On Tuesday, we went to Crystal Lake's Main Beach to see New Odyssey play, part of my Seven Bands in Seven Days effort. Main Beach was once part of what is called the Dole Mansion, a Crystal Lake landmark that fortunately still stands.
It belonged to Chicago successful businessman Charles S. Dole who bought over 1,000 acres of land by Crystal Lake in the 1860s. Construction of the mansion cost well over $100,000, a very substantial amount back then. And, no expense was spared. Charles was quite the wealthy man and wanted a showcase to show it off to his Chicago friends out in the country.
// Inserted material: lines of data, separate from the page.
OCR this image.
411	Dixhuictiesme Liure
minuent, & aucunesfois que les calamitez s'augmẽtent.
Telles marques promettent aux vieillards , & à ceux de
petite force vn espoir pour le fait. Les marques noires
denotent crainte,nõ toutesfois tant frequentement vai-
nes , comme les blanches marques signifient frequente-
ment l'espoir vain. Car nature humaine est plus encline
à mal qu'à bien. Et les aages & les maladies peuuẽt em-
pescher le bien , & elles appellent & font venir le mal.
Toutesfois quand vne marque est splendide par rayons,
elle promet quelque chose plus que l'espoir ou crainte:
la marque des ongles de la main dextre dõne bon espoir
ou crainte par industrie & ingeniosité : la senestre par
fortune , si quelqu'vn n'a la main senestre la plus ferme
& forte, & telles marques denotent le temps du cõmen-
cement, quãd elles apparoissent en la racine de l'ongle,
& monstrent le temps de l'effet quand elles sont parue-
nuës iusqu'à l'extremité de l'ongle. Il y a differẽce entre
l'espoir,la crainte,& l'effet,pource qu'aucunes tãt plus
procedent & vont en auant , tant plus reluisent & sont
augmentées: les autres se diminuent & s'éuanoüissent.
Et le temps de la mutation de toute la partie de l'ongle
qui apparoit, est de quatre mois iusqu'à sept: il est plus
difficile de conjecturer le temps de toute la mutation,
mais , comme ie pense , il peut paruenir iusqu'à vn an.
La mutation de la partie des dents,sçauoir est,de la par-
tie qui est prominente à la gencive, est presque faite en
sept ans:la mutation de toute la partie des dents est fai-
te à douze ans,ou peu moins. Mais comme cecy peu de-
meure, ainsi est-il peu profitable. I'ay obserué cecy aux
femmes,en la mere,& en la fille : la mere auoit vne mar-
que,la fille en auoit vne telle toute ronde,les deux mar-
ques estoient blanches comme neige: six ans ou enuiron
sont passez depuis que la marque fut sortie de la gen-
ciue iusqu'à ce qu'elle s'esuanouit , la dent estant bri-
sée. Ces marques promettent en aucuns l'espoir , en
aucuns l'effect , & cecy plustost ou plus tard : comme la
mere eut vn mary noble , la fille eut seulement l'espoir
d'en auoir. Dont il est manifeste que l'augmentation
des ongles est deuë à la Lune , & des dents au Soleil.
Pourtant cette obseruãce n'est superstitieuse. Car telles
Charles S. Dole was a member of the Chicago Board of Trade grain market and with his brother James, was a partner in the Chicago-based Armour, Dole & Company. (I'll write about this company in my Cooter's History Thing blog later today.) The name Armour makes me wonder. Was this the Armour of meatpacking fame?
An example of his wealth took place at his daughter's 1883 wedding when he had a railroad spur built to the mansion from Crystal Lake's train station by the Chicago & Northwestern Railroad so his guests would not have to take horse and buggies.
He lived there until the 1890s and then sold it to his son-in-law for $1. In the early 1900s, it was owned by several ice companies who used it for operations in the lake. In 1922, it became Crysrtal Lake's first country club.
In 1945, it was sold to the Franciscan Order and used as a seminary until closing in 1970. The city now owns it.